I'm interested in optimizing my code for multithreaded computing. In terms of the cache, pipelining, or any other aspects of memory access, how do the following compare for conserving those resources:
Case 1
struct something{
float a;
float b;
int c;
bool d;
};
vector <something> vec(n, something());
for(int q=0; q<n; q++)
{
vec[q].a = expression1;
vec[q].b = expression2;
vec[q].c = expression3;
vec[q].d = expression4;
}
Case 2
struct something{
float a;
float b;
int c;
bool d;
};
vector <something> vec(n, something());
for(int q=0; q<n; q++)
vec[q].a = expression1;
for(int q=0; q<n; q++)
vec[q].b = expression2;
for(int q=0; q<n; q++)
vec[q].c = expression3;
for(int q=0; q<n; q++)
vec[q].d = expression4;
Case 3
vector <float> a(n);
vector <float> b(n);
vector <int> c(n);
vector <bool> d(n);
for(int q=0; q<n; q++)
a[q] = expression1;
for(int q=0; q<n; q++)
b[q] = expression2;
for(int q=0; q<n; q++)
c[q] = expression3;
for(int q=0; q<n; q++)
d[q] = expression4;
Also, are there better ways of approaching the above?

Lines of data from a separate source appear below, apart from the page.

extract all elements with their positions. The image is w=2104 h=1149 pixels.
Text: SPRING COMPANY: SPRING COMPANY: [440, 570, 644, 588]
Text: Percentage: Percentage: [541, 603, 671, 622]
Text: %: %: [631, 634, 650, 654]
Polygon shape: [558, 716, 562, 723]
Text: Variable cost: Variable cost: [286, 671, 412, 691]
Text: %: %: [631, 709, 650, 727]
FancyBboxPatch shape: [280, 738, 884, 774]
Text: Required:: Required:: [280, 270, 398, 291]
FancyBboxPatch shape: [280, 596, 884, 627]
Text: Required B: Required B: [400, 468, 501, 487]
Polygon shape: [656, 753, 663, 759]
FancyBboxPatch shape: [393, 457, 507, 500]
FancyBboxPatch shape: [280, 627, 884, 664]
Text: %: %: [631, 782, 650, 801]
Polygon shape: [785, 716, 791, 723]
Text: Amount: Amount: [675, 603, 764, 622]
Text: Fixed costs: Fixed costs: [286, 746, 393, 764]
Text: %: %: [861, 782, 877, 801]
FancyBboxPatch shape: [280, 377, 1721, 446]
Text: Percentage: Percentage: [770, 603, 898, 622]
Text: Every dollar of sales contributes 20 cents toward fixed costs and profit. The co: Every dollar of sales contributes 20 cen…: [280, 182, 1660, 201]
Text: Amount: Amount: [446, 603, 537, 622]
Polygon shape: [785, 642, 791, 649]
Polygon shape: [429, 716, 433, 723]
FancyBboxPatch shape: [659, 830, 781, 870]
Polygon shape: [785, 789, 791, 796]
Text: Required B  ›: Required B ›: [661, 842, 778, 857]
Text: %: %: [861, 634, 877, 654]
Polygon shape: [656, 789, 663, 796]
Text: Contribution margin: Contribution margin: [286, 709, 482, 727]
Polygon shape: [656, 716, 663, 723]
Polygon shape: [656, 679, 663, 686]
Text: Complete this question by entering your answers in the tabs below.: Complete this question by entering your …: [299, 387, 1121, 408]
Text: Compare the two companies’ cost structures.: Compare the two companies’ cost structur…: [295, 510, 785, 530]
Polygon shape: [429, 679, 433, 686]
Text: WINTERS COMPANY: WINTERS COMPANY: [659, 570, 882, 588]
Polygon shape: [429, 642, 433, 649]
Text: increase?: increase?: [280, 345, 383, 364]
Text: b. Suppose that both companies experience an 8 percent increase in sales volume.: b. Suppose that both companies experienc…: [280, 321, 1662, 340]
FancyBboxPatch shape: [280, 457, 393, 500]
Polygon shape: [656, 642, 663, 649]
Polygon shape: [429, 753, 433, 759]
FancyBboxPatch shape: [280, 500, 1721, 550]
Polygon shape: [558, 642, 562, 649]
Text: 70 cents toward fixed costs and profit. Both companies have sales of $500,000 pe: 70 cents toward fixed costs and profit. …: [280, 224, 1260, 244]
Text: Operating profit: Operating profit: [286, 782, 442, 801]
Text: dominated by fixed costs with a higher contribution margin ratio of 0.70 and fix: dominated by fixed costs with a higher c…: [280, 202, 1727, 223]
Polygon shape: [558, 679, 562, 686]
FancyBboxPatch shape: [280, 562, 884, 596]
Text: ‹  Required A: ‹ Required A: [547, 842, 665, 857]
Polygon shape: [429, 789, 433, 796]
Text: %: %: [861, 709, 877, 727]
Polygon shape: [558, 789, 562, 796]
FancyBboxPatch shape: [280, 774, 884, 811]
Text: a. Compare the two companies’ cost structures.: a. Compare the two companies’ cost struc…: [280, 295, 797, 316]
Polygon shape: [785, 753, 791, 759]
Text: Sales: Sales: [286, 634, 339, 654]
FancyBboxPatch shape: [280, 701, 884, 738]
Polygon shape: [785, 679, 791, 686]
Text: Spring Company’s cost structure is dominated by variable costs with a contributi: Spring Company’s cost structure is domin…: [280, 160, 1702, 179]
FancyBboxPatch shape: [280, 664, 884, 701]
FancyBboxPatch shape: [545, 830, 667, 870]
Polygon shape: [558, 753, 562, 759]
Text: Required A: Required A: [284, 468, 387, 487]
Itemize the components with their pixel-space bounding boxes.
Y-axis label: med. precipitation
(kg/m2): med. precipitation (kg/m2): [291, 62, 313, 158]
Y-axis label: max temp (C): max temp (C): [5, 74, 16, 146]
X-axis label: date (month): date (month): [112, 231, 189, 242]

If all the struct fields are different, then case 3 has a huge advantage of possibly being vectorizable while case 1 doesn't.
The reason for this is because case 3 is the struct of arrays packing that puts all the same datatypes together sequentially in memory - thereby exposing vectorization.
EDIT :
*Case 3 is potentially even more cache friendly than case 1 because it doesn't need struct-padding - so the data size is smaller.